Alcester 32 – 11 Old Wheatleyans
Muddy Hell
Various Old Wheats made it to the coach on time, various Wheats made it a little late. Some did not make it at all as they had forgotten to get parental consent forms signed. So as the coach pulled into the luxurious surroundings of Alcester RFC Wheats were looking forward to another rip-roaring 80 minutes of egg-chasing, followed by much anticipated snifters in the bar afterwards, with the added bonus that you could get dressed up like an arse if you liked.
The first thing you noticed when you got out on to the field was the mud. Man, it was muddy. Do you remember how muddy it was? Yeah. Proper muddy like the Somme. Wheats opted to run/slide downhill in the 1st half, which had a few mud-spattered highlights, including a nice try in the corner for following a great advantage from the referee (need more refs like this please). Solid control in attack and resolute defence were hallmarks of a commanding 1st half for the Wheats, who could count themselves unlucky despite heavy going to only earn another 2 penalties to add to Jonah’s try. With no reply from Alcester the Wheats had put themselves ahead 11 – 0 at half time.
After half time Alcester scored a bunch of tries then the game ended.
Then it was down to business as everyone got into their gear for the Christmas drink-off.

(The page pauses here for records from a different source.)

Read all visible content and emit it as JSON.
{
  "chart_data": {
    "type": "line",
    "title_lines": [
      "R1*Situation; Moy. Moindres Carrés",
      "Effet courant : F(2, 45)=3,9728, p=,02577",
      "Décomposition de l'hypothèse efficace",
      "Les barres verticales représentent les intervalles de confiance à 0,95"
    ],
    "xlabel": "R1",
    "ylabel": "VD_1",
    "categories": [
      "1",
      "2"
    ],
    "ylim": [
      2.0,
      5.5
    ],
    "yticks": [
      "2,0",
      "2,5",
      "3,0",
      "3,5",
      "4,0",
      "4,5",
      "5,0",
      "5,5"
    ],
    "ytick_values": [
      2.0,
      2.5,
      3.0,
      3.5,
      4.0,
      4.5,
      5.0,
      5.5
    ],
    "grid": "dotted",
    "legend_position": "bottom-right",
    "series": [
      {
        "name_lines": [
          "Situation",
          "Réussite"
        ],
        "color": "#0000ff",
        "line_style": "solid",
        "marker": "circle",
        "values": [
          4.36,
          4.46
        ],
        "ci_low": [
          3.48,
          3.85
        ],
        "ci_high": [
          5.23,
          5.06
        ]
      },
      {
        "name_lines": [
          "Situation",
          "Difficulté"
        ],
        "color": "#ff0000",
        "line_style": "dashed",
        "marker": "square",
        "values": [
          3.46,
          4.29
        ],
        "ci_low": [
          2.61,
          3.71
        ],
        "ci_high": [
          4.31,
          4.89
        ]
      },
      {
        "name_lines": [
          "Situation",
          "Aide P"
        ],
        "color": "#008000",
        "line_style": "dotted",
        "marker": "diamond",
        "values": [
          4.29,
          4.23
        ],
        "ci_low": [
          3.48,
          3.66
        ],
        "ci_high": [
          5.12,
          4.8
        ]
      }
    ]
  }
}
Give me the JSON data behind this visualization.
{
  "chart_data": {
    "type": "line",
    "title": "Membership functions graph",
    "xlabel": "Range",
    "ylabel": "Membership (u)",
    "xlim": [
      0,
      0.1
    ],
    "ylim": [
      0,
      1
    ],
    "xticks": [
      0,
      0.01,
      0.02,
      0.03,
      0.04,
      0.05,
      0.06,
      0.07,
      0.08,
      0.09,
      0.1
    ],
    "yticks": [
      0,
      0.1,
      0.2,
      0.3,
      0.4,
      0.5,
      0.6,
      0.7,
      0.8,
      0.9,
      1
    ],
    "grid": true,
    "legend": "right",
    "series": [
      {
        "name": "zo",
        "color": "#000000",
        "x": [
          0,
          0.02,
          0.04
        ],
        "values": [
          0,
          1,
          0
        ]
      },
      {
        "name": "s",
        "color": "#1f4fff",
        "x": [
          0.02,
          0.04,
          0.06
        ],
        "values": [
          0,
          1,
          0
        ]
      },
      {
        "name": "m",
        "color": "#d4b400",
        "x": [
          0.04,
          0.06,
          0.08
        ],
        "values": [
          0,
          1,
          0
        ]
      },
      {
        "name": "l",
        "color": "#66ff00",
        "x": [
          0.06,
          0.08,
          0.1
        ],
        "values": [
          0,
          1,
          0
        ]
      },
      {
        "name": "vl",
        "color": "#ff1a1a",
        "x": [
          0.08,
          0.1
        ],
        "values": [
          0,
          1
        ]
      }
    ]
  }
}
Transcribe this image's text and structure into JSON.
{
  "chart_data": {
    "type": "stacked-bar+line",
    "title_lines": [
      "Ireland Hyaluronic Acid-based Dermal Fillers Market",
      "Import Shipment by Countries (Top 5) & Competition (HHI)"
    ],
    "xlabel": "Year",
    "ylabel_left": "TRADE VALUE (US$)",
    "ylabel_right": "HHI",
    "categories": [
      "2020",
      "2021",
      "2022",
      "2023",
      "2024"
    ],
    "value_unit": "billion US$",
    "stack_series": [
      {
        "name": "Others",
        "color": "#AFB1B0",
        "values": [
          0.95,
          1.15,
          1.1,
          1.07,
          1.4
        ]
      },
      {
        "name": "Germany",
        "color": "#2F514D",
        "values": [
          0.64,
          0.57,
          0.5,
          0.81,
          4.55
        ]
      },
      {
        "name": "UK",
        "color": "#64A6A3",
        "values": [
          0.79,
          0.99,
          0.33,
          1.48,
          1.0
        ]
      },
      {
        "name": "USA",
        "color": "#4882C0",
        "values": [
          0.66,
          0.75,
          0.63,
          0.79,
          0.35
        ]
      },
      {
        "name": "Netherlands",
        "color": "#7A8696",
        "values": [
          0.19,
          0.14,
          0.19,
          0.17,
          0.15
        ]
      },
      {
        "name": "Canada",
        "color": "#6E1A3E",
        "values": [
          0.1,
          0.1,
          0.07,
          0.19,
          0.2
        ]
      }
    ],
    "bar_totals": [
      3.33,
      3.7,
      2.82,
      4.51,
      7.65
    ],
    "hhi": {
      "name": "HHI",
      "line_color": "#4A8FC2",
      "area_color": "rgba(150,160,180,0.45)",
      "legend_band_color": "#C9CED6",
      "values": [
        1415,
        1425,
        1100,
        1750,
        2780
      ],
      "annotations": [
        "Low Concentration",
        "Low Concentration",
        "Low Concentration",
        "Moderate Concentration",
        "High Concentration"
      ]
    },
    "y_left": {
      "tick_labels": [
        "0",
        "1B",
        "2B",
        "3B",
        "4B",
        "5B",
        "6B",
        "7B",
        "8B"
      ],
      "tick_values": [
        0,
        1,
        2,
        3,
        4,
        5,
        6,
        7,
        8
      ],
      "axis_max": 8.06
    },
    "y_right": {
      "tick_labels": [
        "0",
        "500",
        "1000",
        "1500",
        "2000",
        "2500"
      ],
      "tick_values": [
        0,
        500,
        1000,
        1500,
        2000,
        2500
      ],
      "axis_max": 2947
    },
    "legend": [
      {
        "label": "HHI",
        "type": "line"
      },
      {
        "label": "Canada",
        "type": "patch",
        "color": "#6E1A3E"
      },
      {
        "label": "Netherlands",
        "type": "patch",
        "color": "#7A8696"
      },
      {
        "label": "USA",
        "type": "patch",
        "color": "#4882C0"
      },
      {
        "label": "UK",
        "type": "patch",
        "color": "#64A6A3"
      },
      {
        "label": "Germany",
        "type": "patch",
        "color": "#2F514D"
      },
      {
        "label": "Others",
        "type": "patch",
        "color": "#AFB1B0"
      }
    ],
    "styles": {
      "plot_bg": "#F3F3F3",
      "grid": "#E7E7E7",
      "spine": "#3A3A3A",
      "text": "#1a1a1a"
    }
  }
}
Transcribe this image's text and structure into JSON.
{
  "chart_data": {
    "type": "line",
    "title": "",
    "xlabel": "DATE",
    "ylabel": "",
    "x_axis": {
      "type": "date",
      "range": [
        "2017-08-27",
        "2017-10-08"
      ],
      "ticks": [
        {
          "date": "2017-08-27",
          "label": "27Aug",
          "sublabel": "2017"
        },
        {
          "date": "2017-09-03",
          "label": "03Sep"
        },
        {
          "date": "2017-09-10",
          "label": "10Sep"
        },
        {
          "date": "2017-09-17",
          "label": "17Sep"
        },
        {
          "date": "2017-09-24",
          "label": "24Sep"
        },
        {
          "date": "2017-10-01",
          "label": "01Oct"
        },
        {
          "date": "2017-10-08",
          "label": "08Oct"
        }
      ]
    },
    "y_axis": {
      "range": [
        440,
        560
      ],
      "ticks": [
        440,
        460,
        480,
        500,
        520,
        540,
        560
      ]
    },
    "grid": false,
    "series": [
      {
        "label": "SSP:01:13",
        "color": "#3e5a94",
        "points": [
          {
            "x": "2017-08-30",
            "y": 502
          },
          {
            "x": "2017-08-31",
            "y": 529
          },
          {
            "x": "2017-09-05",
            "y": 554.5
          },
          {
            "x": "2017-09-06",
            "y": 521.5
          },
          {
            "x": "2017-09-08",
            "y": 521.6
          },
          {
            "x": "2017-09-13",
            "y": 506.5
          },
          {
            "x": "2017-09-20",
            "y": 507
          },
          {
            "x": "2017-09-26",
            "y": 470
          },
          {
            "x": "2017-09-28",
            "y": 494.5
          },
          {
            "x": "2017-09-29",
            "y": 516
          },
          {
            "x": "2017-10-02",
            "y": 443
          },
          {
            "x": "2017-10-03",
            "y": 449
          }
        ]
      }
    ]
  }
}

Highlights included Mose and JB as Santa and his little helper (little helpers don’t get much bigger), the Santa-Stella-off between Mose and Superior Hands, Bobby dressed in his tux walking into the pub with Loachy dressed as a cow and asking for a table for 2, AB getting raucous with the Christmas decorations after winning a wine bottle race with Santa, PK trying not to cover everything he touched in blue smurf paint, Tequila toasts back at HQ and Deano’s clown costume seeming a little redundant.
In the end a good time was had by all, though there were a few sore heads the day after, the Wheats headed into the Christmas break for a deserved rest.